# Jeux vidéo > Jeux vidéo (Discussions générales) > Réalité Virtuelle >  Sairento VR - un ninja dans la matrice

## Oyooh

On cite régulièrement, en vitesse, ce jeu sur le topic général, et il est temps que Sairento ai son propre topic.

Sairento est un FPS VR, où on joue le rôle d'un(e) ninja, dans un environnement Cyberpunk.
En gros, on combat des Cyber-Samouraïs dans des niveaux linéaires, ou des arènes, selon les missions.

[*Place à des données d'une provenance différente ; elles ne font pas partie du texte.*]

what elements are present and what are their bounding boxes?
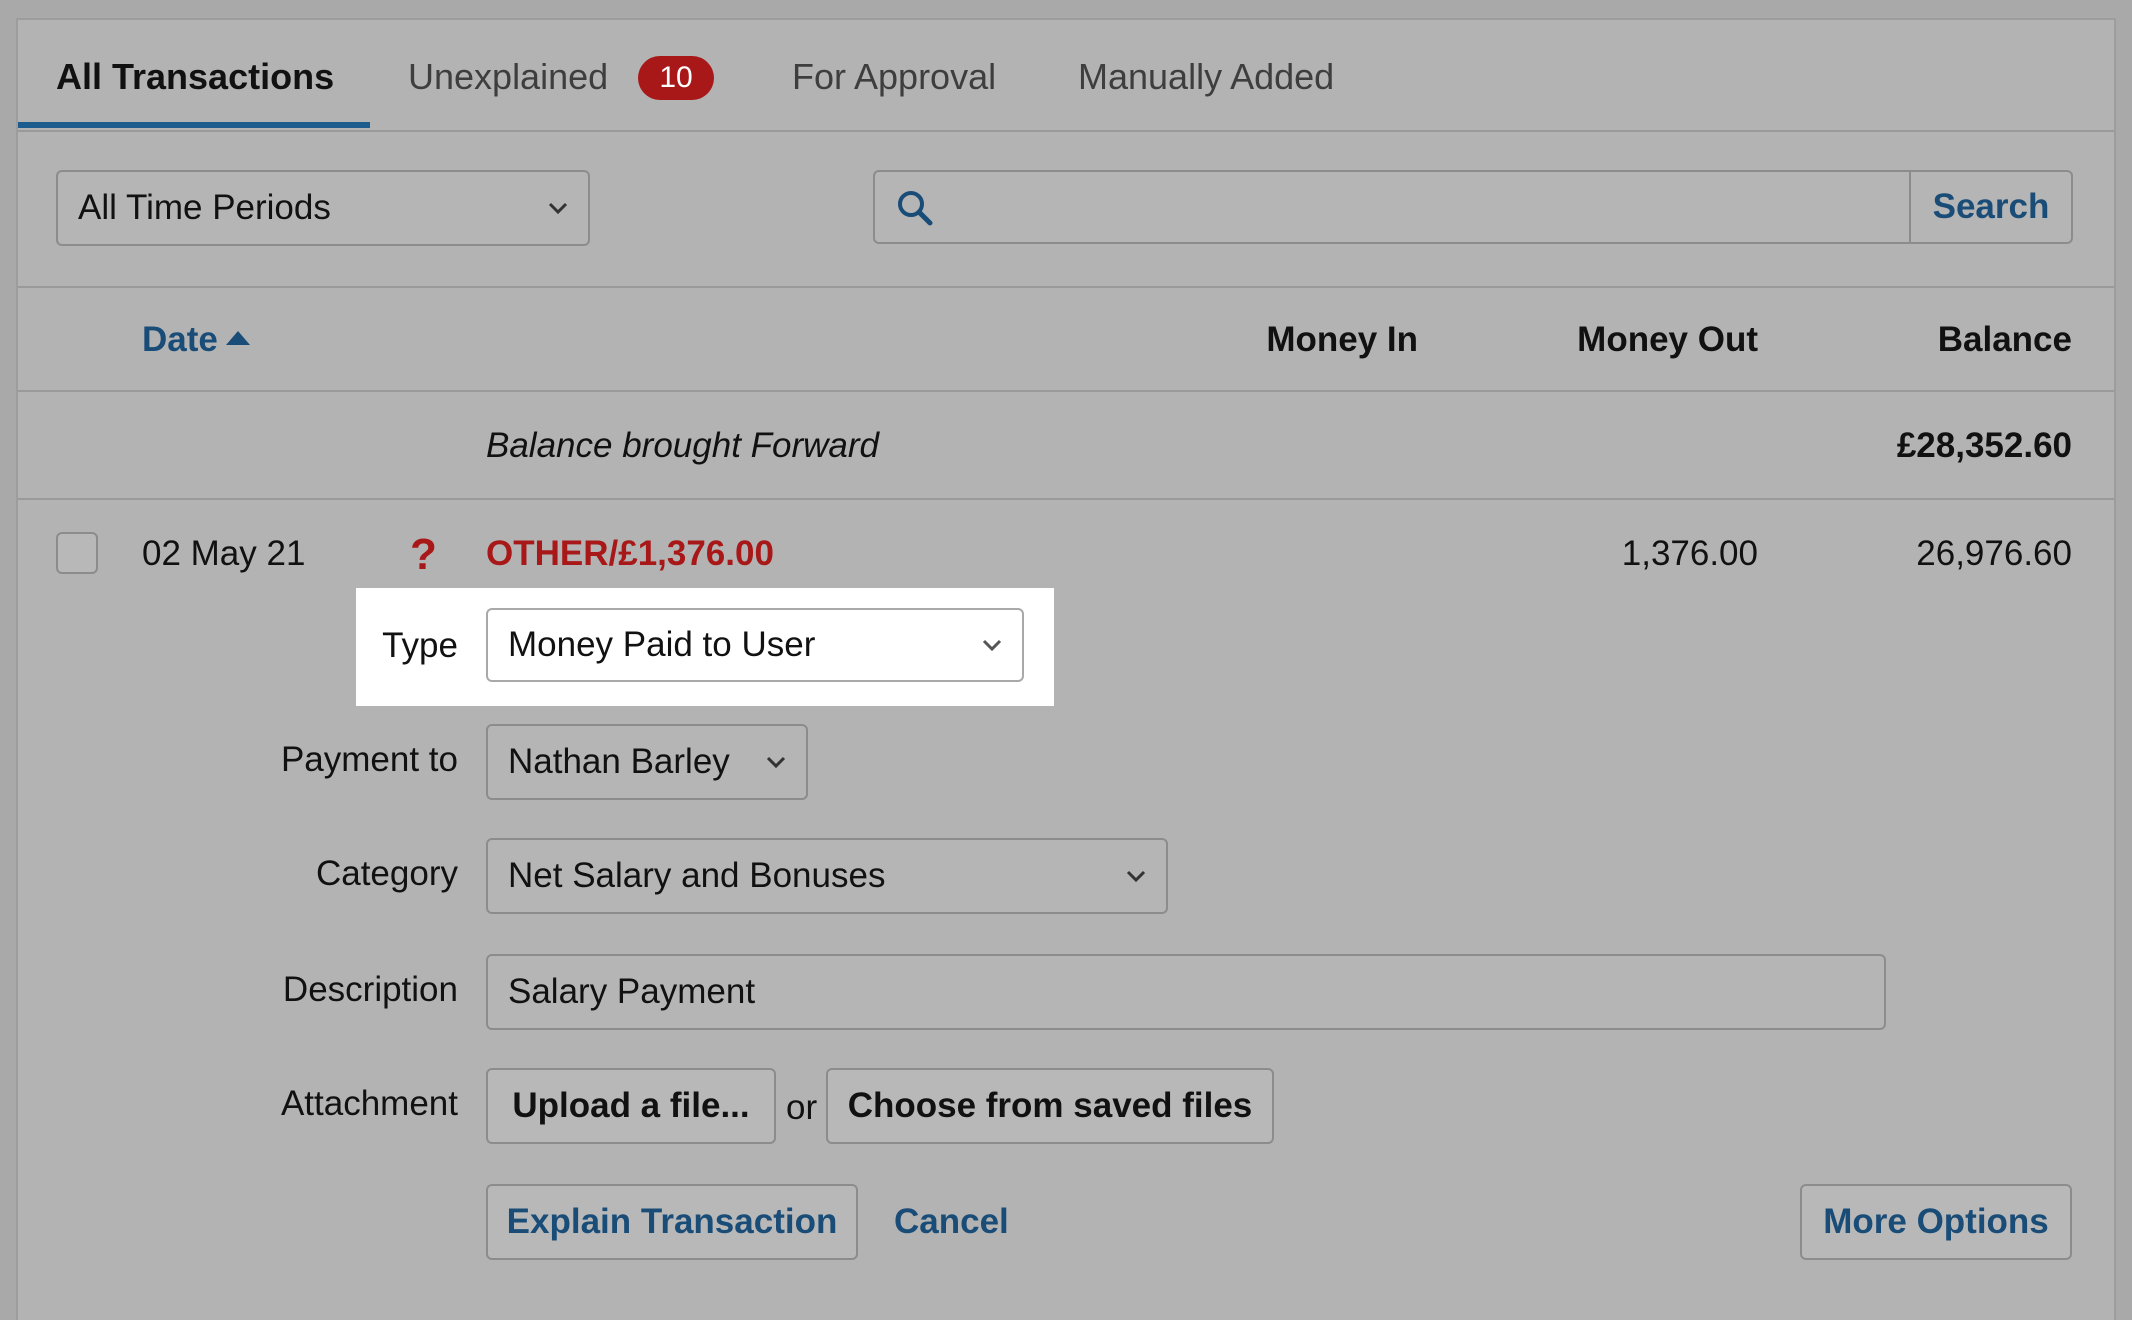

Tout le jeu repose sur les possibilités dingues offertes par son gameplay: On peut faire des dashs, sauter, "double-sauter", marcher sur les murs, faire des glissades (si on s'accroupit avant la fin d'un dash ou d'un saut) et faire des saltos (pour les moins sensibles à la cinéstose), 
le tout sur fond de bullet time.

Le joueur a droit à un arsenal varié: fusils, revolvers, arc, shurikens et katanas (permettant de dévier les balles ennemies!), accessibles directement dans le dos, ou à la taille (par défaut: deux revolvers à la ceinture, un uzy dans le bas du dos, et deux sabres dans le dos accessibles en allant les attraper derrière les épaules).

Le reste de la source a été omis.